The workshop, jointly organized by the British Embassy in Vietnam and the UK’s National Health Service (NHS) Consortium for Global Health, was an opportunity for health experts to exchange knowledge on reconfiguring critical care in the hospitals and community in response to the Covid-19 surge.
From the UK perspective, ambassador Gareth said, a comprehensive strategy would help to reduce the pressure on hospitals, protect the health system and support economic resilience amid the pandemic. “Vaccination is just half the challenge,” affirmed the diplomat.
Prof Matt Inada-Kim from NHS said that most patients with Covid-19 can safely remain at home and there is no need to hospitalize them.
“Patients at home can learn to monitor themselves – what symptoms to look out for and when to worry – and if they have access to a pulse oximeter, what the levels are that they should act on”, the British expert said.
The model also does not depend on large amounts of money or resources, in another way, it is about empowering patients and teaching them how to look after themselves, Matt noted. Hence, the government can redistribute the capacity of the healthcare system and resources to focus on those who are most unwell whilst also protecting patients.
One example is the NHS COVID@Home initiative in the UK, where a recent evaluation of Oximetry@Home (an initiative to provide pulse oximeters to support remote monitoring of Covid-19 patients’ oxygen levels) suggests that the initiative has been effective in halving ICU admissions and reducing 30-day mortality by over 70%.
UK-Vietnam commit to stronger health cooperation
The experiences of the UK have highlighted how important it is to build more resilient, fairer, and sustainable health systems that meet the needs of patients and the public, according to Dr. Kevin Miles, Head of the NHS Global Health Consortium.
Kevin stressed that the importance of collaborating across the globe, sharing mutual experiences, and learning to meet these challenges, has never been more important.
Health cooperation is a key area of strategic partnership between the UK and Vietnam.
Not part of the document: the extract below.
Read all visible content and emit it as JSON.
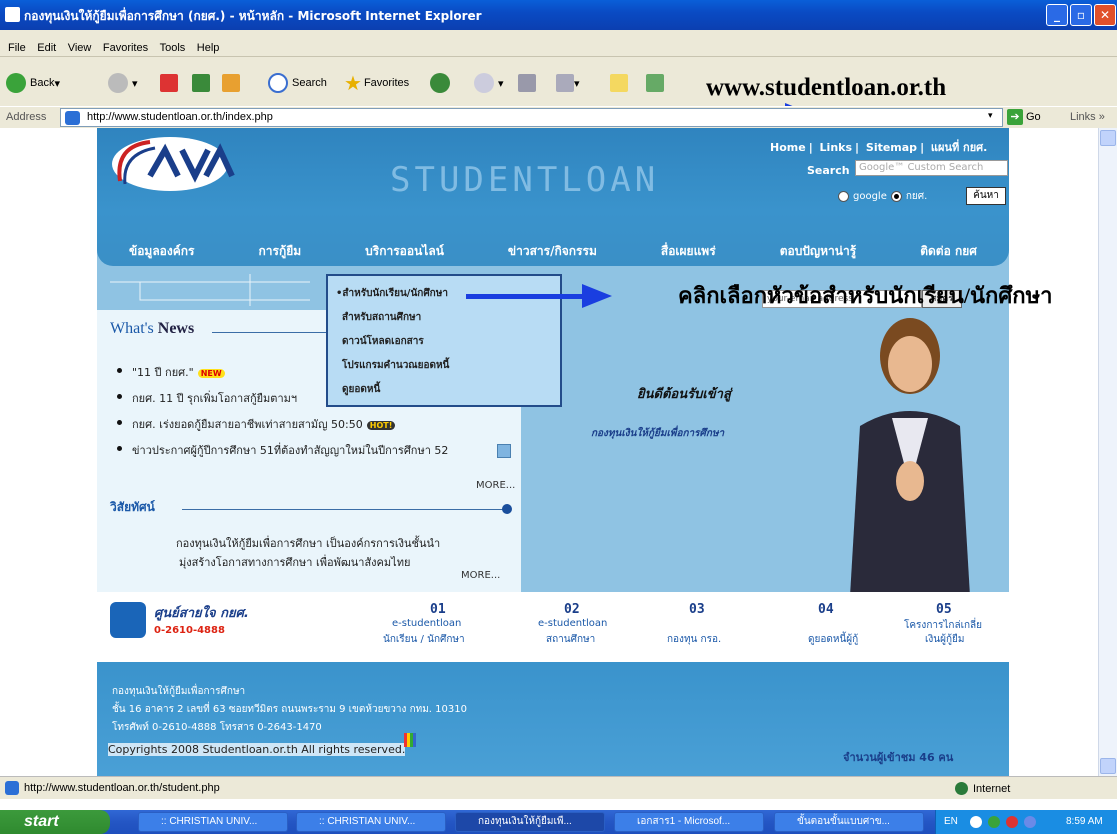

The European country has been a close partner with Vietnam in tackling global health challenges including antimicrobial resistance and non-communicable diseases.
“The UK stands with Vietnam in this difficult time to fight against new waves of Covid-19, including vaccines donation and knowledge exchange on genomic sequencing and health system strengthening”, according to UK Embassy’s statement.
At the beginning of August 2021, the UK donated 415,000 doses of the AstraZeneca vaccine to Vietnam and more will arrive in the country through the UN-managed COVAX fund, where the UK is taking a leading role, providing over £548 million to supply vaccines globally.
Ho Chi Minh City (HCMC), the largest Covid-19 hotspot in Vietnam has applied the model of home treatment for Covid patients. The treatment is applied for newly-detected patients with mild symptoms in the community, who meet conditions for quarantine at home.
Health workers guide those patients and their relatives in how to use prescribed medicines and collect samples for testing at home and give them advice and medical assistance. It’s a combination of treatment at home and family doctor-model.
A program presenting 10,000 medication bags for Covid-19 patients under home treatment in HCMC was launched by the city’s Union of Business Associations (HUBA) on August 28.